Bundestag und Bundesrat hatten auf Initiative der Fraktionen von CDU/CSU und SPD im März dieses Jahres die Änderung des Fahrpersonalgesetzes beschlossen. Die Neuregelung stellt klar, dass sowohl einem Fahrer als auch dem Verkehrsunternehmen auf deutschem Boden künftig ein Bußgeld droht, wenn die regelmäßige Wochenruhezeit im Fahrzeug verbracht wird (siehe Kasten rechts oben). Bislang war mangels Rechtsgrundlage keine Strafe für diese Fälle vorgesehen. Jetzt begehen Fahrer damit juristisch gesprochen eine Ordnungswidrigkeit, die sie richtig teuer kommen kann.

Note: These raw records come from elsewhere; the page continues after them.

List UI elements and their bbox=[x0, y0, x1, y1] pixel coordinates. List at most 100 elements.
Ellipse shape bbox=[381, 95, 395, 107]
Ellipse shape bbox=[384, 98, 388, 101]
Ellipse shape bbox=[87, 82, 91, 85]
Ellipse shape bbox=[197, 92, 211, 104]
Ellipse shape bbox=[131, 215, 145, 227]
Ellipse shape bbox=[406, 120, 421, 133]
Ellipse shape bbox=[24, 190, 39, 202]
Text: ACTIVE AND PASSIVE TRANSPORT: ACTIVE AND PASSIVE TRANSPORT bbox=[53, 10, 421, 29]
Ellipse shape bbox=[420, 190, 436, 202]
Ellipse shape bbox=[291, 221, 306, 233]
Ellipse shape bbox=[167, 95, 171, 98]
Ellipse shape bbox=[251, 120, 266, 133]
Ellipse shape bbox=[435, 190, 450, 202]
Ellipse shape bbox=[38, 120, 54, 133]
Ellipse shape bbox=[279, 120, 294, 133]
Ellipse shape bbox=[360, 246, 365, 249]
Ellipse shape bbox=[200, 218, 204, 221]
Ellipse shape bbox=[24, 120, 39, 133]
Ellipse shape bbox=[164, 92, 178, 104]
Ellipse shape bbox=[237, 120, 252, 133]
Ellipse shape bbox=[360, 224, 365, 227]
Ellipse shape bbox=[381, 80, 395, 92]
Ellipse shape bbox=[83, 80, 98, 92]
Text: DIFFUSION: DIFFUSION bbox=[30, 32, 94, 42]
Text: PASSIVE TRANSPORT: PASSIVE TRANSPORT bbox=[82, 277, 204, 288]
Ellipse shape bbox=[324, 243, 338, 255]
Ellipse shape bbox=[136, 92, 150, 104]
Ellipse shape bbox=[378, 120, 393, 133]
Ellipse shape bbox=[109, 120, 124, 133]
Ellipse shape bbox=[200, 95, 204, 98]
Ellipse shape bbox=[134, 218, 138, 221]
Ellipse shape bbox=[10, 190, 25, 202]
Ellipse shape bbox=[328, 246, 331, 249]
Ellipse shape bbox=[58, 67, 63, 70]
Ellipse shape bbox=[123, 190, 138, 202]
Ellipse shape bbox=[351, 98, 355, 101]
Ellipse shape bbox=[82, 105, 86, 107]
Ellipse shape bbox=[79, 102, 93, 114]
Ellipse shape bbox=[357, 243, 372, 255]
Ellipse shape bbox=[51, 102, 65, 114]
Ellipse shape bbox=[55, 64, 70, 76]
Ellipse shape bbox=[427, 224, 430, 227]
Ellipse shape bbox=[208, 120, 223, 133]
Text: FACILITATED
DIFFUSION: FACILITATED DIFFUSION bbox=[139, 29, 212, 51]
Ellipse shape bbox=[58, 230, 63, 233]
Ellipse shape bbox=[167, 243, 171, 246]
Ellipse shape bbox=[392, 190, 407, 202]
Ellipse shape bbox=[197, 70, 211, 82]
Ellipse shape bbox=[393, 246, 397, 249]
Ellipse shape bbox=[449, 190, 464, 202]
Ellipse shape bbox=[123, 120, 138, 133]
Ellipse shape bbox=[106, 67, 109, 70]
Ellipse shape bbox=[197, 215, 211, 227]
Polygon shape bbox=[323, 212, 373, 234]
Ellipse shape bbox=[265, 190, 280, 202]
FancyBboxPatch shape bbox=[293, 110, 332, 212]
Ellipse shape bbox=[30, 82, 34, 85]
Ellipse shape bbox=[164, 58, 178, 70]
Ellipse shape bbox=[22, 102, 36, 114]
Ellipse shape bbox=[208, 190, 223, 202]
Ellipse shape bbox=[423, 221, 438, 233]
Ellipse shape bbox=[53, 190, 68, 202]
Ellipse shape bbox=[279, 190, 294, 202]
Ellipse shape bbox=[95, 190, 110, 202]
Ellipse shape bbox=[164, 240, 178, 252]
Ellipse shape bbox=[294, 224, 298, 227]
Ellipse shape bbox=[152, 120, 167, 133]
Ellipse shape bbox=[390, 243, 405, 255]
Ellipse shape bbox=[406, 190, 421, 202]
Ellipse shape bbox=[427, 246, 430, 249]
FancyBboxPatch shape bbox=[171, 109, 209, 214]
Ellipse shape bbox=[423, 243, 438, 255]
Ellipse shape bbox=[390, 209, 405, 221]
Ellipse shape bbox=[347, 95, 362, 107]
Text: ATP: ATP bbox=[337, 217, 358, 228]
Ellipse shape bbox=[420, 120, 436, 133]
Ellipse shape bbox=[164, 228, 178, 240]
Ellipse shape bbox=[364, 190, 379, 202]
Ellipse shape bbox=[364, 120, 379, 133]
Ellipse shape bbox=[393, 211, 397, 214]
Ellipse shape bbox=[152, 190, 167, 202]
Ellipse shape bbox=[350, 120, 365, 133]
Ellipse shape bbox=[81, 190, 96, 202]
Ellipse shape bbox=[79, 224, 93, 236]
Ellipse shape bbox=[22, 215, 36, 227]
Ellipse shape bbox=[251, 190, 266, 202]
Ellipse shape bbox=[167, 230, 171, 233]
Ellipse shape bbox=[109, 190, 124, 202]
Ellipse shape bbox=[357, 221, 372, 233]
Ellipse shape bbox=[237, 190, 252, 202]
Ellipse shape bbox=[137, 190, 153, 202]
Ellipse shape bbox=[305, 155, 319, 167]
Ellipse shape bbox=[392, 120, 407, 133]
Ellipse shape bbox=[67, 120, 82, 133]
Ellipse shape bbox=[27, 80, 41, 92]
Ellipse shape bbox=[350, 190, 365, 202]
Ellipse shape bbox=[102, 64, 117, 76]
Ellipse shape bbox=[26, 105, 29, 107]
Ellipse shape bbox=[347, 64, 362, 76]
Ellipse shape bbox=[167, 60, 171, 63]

DER CHEF UND SEIN CHAUFFEUR WERDEN ZUR KASSE GEBETEN

Wie das Bundesamt für Güterverkehr (BAG) dem TRUCKER mitteilte, hat die für Anpassungen des bundeseinheitlichen Bußgeldkatalogs zuständige Bund-Länder-Arbeitsgruppe einen neuen Tatbestand erstellt. Demzufolge muss der Fahrer 500 Euro und der Unternehmer 1500 Euro zahlen, wenn die regelmäßige Wochenruhezeit im Fahrerhaus oder an einem Ort ohne geeignete Schlafmöglichkeit verbracht wird. Neben dem BAG kontrollieren dies die Polizei und der Zoll.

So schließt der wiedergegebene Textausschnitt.